Mereka bertiga duduk di sofa di ruang tamu. "Kalian baru dateng? Bunda sama Ayah udah kangen loh sama kalian," ujar Bunda Tyas dengan haru, suaranya sedikit bergetar. Seulas air mata berkilau di matanya, menunjukkan betapa rindunya ia pada Tyas dan Kaesang.
Senyum Tyas merekah, hangat dan tulus. Ia menggenggam erat tangan bundanya, mata berkaca-kaca menahan haru. Ia sangat merindukan bunda dan ayahnya. "Maafin Tyas sama Kaesang ya Bun karena beberapa minggu ini kami nggak datang ke rumah. Soalnya Kaesang juga sibuk sama kuliah dan kerjaannya di kantor. Terus aku juga sibuk ngajar sama moodku itu naik turun beberapa minggu ini. Aku..." Tyas tidak melanjutkan ucapannya karena merasa ragu, wajahnya berubah murung dan hal itu membuat alis Bunda Tyas mengerut.
"Kamu kenapa? Kamu baik-baik aja kan?" tanya bunda Tyas khawatir. Ia bahkan menatap semua bagian tubuh Tyas, membolak-balikkan tangannya.
Tyas menggeleng, wajahnya yang tadinya murung perlahan tergantikan oleh senyum yang manis. Ia tahu kekhawatiran bundanya kepadanya, tapi...
"Aku baik-baik aja bunda, emangnya aku kenapa?" tanya Tyas tidak mengerti.
"Ish, terus kalau kamu baik-baik aja kenapa tadi kamu kelihatan murung gitu? Terus katanya mood kamu naik turun ya? Kenapa? Kalian ada masalah?" tanya bunda Tyas, kali ini bukan hanya kepada Tyas, tapi juga kepada Kaesang.
Sedari tadi Kaesang hanya diam menyimak obrolan Tyas dan bundanya. Ia menoleh ke Tyas begitupun sebaliknya. Kaesang mengangkat kedua alisnya, sementara Tyas mengangguk dan kembali menoleh ke bundanya.
"Kami baik-baik aja bunda, aku dan Kaesang nggak ada masalah kok. Kami tetap saling mencintai dan selalu menjaga," jawab Tyas, lalu menoleh ke Kaesang. Kaesang tersenyum manis pada Tyas, dan Tyas membalasnya dengan senyuman yang sama hangat. Sejenak mereka hanya saling menatap dan tersenyum, sebelum Tyas kembali menatap ibunya.
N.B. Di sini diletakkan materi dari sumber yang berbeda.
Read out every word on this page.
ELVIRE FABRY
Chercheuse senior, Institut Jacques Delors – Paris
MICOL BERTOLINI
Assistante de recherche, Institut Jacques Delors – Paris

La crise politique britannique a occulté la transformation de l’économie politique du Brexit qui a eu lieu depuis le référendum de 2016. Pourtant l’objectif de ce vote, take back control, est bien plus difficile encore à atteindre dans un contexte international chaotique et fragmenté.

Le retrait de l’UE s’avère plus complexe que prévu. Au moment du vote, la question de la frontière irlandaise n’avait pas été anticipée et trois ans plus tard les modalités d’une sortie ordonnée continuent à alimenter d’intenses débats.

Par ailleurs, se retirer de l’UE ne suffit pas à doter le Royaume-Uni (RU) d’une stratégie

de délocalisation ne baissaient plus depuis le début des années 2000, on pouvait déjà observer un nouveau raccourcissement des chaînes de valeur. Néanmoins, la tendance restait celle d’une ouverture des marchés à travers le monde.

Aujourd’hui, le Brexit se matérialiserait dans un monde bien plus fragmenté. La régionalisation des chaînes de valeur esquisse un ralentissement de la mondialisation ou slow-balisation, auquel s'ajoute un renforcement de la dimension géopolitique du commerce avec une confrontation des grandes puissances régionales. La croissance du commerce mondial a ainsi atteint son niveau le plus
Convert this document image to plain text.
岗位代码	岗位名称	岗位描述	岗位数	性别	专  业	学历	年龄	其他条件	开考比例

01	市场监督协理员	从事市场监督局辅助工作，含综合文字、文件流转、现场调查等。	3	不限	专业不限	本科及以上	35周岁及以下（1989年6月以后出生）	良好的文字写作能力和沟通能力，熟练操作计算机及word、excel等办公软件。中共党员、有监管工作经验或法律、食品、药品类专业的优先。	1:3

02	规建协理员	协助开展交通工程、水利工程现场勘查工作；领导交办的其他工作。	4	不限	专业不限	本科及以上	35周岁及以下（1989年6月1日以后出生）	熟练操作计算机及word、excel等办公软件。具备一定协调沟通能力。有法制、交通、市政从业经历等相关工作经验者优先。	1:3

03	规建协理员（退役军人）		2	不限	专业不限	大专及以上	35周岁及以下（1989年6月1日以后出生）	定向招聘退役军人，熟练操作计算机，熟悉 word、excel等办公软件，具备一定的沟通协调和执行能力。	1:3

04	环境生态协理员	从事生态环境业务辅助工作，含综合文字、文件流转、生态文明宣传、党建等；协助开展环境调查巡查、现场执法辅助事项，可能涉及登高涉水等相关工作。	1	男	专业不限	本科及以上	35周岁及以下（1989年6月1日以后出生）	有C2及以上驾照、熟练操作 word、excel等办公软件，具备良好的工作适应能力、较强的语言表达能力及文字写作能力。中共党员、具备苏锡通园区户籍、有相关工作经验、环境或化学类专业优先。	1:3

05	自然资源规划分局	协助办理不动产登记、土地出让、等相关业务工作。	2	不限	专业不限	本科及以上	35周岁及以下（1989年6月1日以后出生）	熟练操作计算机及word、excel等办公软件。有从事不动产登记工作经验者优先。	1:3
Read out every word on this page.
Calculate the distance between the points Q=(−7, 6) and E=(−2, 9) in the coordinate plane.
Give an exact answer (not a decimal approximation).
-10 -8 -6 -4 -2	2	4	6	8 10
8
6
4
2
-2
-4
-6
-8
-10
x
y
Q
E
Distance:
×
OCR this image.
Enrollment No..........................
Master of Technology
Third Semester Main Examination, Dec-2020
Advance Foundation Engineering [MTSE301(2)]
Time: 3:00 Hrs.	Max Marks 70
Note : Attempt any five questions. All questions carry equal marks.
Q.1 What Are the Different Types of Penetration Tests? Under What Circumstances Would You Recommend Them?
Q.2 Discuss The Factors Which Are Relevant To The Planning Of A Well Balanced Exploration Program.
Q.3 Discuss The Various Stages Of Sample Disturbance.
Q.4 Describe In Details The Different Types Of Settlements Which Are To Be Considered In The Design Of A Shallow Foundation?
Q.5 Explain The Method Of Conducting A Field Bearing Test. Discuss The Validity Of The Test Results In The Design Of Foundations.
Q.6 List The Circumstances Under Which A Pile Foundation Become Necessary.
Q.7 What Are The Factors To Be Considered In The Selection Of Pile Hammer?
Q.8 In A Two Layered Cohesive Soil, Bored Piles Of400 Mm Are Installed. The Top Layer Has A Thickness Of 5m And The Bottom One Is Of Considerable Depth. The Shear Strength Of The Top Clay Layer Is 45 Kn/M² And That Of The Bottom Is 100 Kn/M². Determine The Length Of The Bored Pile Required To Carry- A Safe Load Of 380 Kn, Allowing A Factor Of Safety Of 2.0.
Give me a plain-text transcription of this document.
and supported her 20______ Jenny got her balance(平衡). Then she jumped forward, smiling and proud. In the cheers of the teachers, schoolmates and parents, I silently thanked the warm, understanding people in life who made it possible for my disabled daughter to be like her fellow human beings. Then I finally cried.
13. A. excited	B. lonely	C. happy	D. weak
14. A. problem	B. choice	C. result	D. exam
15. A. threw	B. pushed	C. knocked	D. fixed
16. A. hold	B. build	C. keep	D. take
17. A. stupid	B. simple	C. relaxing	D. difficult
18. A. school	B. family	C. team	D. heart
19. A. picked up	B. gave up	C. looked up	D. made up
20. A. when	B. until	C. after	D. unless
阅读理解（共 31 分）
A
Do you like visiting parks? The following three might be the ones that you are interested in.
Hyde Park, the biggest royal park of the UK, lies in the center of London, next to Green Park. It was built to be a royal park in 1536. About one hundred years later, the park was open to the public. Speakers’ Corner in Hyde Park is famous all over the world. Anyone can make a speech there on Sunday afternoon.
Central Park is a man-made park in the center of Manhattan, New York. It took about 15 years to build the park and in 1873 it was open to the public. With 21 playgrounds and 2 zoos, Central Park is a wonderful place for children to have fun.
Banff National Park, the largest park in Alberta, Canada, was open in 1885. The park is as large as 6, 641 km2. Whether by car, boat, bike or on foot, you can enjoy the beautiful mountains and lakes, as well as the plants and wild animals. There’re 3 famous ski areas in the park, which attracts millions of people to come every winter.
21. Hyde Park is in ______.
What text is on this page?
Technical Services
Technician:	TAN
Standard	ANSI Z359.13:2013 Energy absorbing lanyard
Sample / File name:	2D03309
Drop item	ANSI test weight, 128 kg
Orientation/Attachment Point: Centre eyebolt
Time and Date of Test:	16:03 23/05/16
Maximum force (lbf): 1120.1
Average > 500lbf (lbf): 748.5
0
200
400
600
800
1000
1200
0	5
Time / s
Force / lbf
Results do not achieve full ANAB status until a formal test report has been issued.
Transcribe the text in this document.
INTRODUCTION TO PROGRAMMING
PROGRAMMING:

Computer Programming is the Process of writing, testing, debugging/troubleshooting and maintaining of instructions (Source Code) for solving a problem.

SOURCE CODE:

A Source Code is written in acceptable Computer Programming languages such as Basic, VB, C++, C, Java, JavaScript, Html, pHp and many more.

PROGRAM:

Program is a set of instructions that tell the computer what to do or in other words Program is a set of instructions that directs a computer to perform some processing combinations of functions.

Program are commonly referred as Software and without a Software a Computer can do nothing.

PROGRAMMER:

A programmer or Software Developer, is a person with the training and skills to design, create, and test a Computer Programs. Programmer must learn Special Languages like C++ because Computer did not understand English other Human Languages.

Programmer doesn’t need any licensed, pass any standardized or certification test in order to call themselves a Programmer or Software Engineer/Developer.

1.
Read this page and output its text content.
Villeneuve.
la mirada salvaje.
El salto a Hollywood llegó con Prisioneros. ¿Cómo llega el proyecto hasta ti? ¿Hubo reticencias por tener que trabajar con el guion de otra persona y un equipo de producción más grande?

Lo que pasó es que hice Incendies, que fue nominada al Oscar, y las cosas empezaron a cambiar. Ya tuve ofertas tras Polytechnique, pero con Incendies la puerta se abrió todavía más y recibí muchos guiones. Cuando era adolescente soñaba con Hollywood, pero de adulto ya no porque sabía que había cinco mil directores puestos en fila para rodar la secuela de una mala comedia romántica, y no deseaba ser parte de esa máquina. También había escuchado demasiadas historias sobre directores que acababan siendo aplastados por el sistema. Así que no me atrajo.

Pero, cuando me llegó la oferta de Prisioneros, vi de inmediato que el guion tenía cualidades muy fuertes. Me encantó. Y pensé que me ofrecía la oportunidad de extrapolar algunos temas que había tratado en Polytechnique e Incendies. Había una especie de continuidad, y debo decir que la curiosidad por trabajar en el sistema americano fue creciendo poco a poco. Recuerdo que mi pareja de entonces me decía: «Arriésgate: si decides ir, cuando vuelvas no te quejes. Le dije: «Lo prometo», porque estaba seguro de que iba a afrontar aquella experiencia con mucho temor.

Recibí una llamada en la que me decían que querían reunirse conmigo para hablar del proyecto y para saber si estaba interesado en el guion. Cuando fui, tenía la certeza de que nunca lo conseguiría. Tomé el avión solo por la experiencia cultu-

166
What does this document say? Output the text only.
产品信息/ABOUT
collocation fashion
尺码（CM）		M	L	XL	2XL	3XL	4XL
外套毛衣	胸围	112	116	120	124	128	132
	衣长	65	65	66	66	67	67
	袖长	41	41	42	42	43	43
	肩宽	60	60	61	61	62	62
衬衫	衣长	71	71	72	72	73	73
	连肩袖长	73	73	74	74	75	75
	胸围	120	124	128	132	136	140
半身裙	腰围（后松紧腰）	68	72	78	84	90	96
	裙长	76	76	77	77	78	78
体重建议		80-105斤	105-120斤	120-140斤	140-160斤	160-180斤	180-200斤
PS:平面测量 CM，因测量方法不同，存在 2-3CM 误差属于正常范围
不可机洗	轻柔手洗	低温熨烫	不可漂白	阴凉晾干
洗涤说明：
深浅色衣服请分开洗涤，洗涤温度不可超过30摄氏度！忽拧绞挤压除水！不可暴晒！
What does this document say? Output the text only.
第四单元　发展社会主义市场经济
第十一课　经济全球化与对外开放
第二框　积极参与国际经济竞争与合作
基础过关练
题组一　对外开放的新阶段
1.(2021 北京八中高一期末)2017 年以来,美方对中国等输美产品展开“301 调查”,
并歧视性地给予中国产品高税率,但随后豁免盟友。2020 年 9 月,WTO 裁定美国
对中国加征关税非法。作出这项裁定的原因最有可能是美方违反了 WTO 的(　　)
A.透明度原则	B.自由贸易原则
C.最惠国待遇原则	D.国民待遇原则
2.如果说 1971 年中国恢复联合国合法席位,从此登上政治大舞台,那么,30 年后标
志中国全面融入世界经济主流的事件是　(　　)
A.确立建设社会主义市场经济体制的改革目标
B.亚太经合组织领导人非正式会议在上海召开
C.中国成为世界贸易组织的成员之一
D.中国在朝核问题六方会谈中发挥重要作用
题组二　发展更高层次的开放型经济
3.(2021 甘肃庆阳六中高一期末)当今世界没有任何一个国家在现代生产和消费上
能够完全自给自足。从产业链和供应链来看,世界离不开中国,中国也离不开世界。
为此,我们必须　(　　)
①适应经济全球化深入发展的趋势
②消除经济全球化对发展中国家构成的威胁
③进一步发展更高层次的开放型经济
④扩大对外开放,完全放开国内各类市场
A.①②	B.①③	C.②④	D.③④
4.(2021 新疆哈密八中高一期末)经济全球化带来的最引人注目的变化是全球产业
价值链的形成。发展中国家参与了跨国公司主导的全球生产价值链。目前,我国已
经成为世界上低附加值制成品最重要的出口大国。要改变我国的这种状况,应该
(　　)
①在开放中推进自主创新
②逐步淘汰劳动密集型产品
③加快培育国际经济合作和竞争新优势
"Terus kamu kenapa? Kalau ada masalah cerita dong sama bunda, Bunda ini tetap ibu kamu," Bunda Tyas tetap penasaran. Ia takut jika anaknya, Tyas mengalami masalah dalam rumah tangganya. Karena selama beberapa minggu ini Kaesang dan Tyas tidak datang ke rumah. Mereka hanya sesekali mengirimkan pesan, itupun bisa dihitung berapa kali selama seminggu.
"Bun, Bunda nggak usah khawatir gitu sama aku. Aku baik-baik aja kok, pernikahanku sama Kaesang juga baik-baik aja. Nggak ada masalah. Justru kedatangan kami ke sini selain kangen sama bunda dan ayah, aku dan Kaesang juga ada sesuatu buat kalian," Tyas kembali menoleh ke Kaesang dan Kaesang mengangguk, senyum manisnya tetap terukir.
Bunda Tyas mengerutkan keningnya. "Hmm, sesuatu? Kalian mau ngasih kami apa?" tanyanya penasaran.
Senyum Tyas semakin lebar, manis dan hangat, memancarkan kecantikan yang tak terbantahkan. Semua mata tertuju padanya. Lantas, tangannya terangkat, lembut membelai perutnya sendiri. Bunda Tyas ikut mengamati, awalnya tak mengerti, namun seketika ia menangkap maksudnya. Mata Bunda Tyas membulat sempurna, tak percaya. "Kamu... hamil?" tanyanya, suara sedikit bergetar.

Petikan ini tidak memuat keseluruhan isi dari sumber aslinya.